When you were in Adam, sin caused you to do what you were doing. You couldn’t get away from it. But now that you have put your faith into Christ, you have been taken out of Adam and put into Christ and you are so united with Him that His Spirit lives in you. The “Divine Referee of God” has changed you from within. That’s regeneration.
“You mean I sinned before because I was a sinner, so now if I sin it is only because of choice. Is that right?” You are exactly right! When you find a Christian saying, “Hey, I can’t stop sinning,” you have a Christian who is really saying, “No, I won’t!” You have the life of Jesus in you now! You can’t go back and live like you want to live. There is no way you can do that! You bring total blasphemy to everything Jesus Christ did for you. You shame what salvation is all about. You are a new person in Christ. You’re saved “out of sin” and “into Him.”
Why do I still sin? Paul is going to tell you that the lust of our flesh is entrenched into this body that we still live in.

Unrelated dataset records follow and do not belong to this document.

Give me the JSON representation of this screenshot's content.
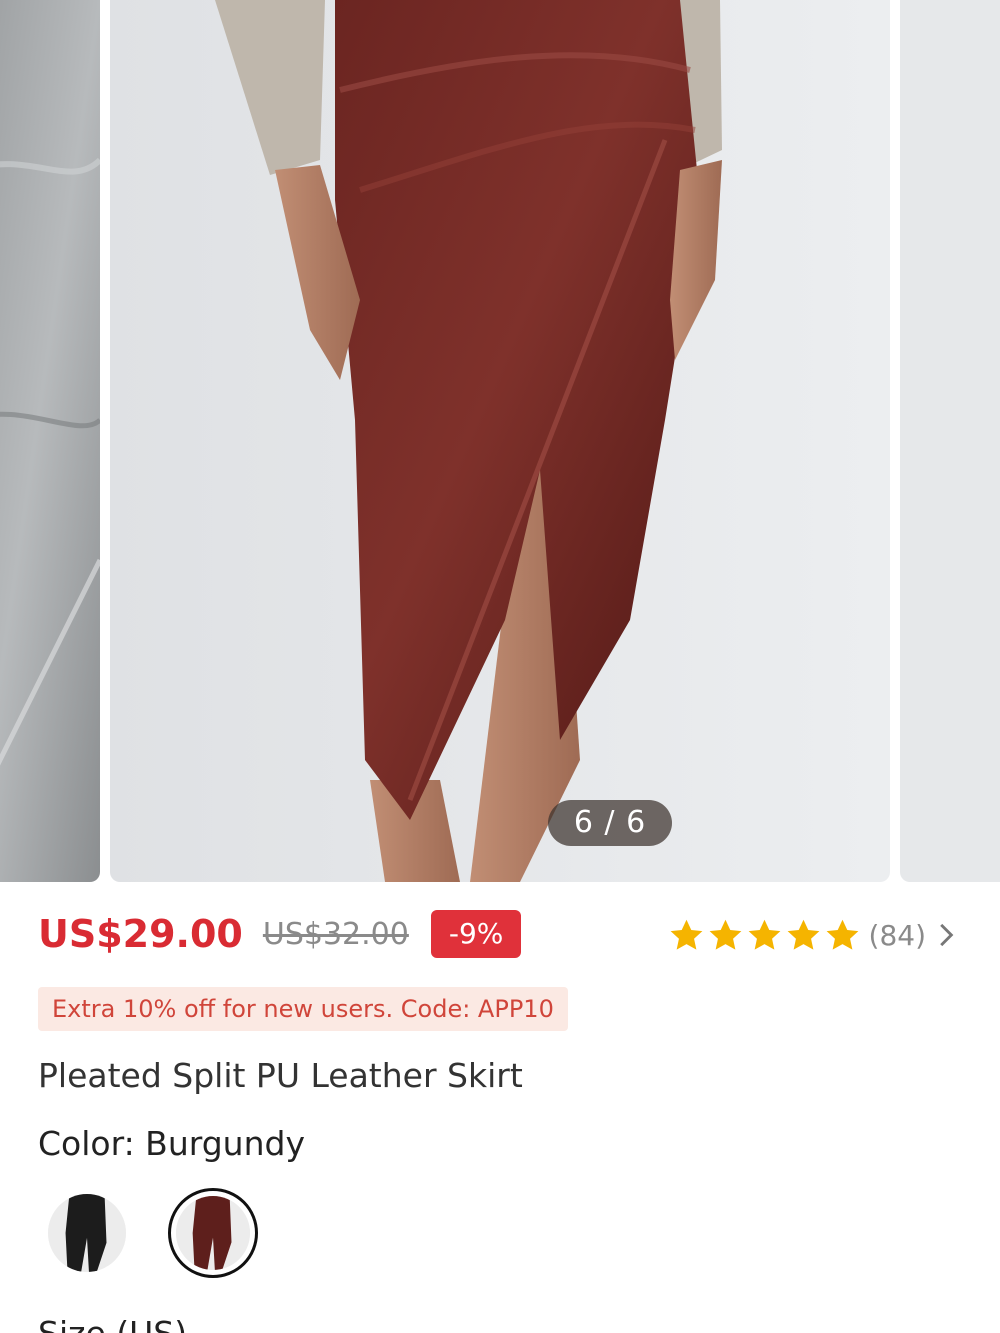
{
  "gallery": {
    "counter": "6 / 6"
  },
  "pricing": {
    "current_price": "US$29.00",
    "original_price": "US$32.00",
    "discount": "-9%"
  },
  "rating": {
    "stars": 5,
    "count": "(84)"
  },
  "promo": {
    "text": "Extra 10% off for new users. Code: APP10"
  },
  "product": {
    "title": "Pleated Split PU Leather Skirt",
    "color_label": "Color: Burgundy",
    "size_label": "Size (US)"
  },
  "color_options": [
    {
      "name": "Black",
      "swatch": "#1c1c1c",
      "selected": false
    },
    {
      "name": "Burgundy",
      "swatch": "#5e1f1c",
      "selected": true
    }
  ],
  "colors": {
    "price_red": "#d92b33",
    "badge_red": "#e0313a",
    "star_gold": "#f5b400",
    "promo_bg": "#fbe9e3",
    "promo_text": "#d0453a"
  }
}
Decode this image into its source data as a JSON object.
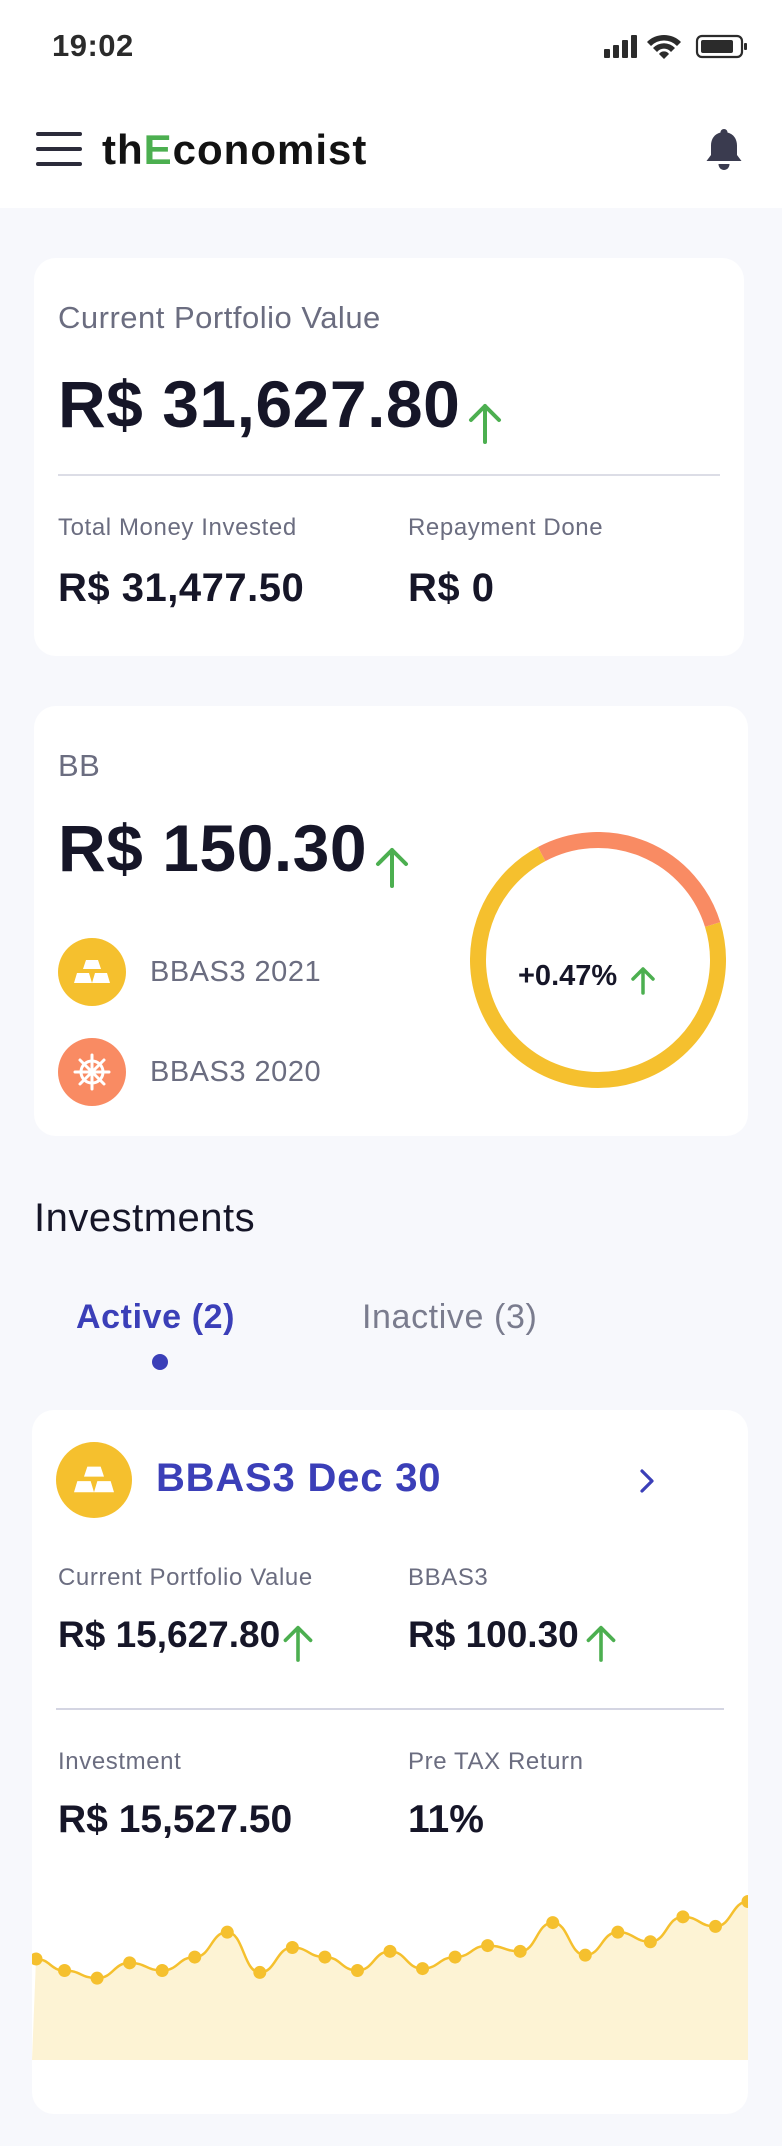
{
  "status_bar": {
    "time": "19:02"
  },
  "header": {
    "brand_prefix": "th",
    "brand_highlight": "E",
    "brand_suffix": "conomist"
  },
  "portfolio": {
    "title": "Current Portfolio Value",
    "value": "R$ 31,627.80",
    "total_invested_label": "Total Money Invested",
    "total_invested_value": "R$ 31,477.50",
    "repayment_label": "Repayment Done",
    "repayment_value": "R$ 0"
  },
  "bb_card": {
    "title": "BB",
    "value": "R$ 150.30",
    "items": [
      {
        "label": "BBAS3 2021",
        "icon": "gold-bars-icon",
        "color": "#f5c02e"
      },
      {
        "label": "BBAS3 2020",
        "icon": "ship-wheel-icon",
        "color": "#f98b63"
      }
    ],
    "donut": {
      "center_text": "+0.47%",
      "segments": [
        {
          "label": "BBAS3 2021",
          "fraction": 0.72,
          "color": "#f5c02e"
        },
        {
          "label": "BBAS3 2020",
          "fraction": 0.28,
          "color": "#f98b63"
        }
      ]
    }
  },
  "investments": {
    "section_title": "Investments",
    "tabs": [
      {
        "label": "Active (2)",
        "active": true
      },
      {
        "label": "Inactive (3)",
        "active": false
      }
    ],
    "card": {
      "name": "BBAS3 Dec 30",
      "current_value_label": "Current Portfolio Value",
      "current_value": "R$ 15,627.80",
      "ticker_label": "BBAS3",
      "ticker_value": "R$ 100.30",
      "investment_label": "Investment",
      "investment_value": "R$ 15,527.50",
      "pretax_label": "Pre TAX Return",
      "pretax_value": "11%"
    }
  },
  "colors": {
    "accent": "#3b3fb8",
    "up_green": "#4caf50",
    "gold": "#f5c02e",
    "coral": "#f98b63",
    "sparkline_fill": "#fdf3d4"
  },
  "chart_data": {
    "type": "area",
    "series": [
      {
        "values": [
          44,
          38,
          34,
          42,
          38,
          45,
          58,
          37,
          50,
          45,
          38,
          48,
          39,
          45,
          51,
          48,
          63,
          46,
          58,
          53,
          66,
          61,
          74
        ]
      }
    ]
  }
}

It still pulls us away from what our spirit is trying to get us to do. But we are no longer in Adam. That means that I am responsible for choices of sin. I am responsible. You see, when I come to Christ, I don’t necessarily confess my sins. I mean I do, but I confess my sins to prove evidence that I am a sinner. I’m saved from sin—the sin of Adam that I was tagged with that made me do what I did! Now God has changed me.
Now I have to deal with sins. I have to deal with sins! As a believer, we must remember that we don’t sweep sin under the rug. We must put it under the blood. John tells us how to deal with it. There is only one way to deal with it. Confess it with a willingness to turn away from it in the power of His life that now lives resident within us. We can live in the victory that God gives to us.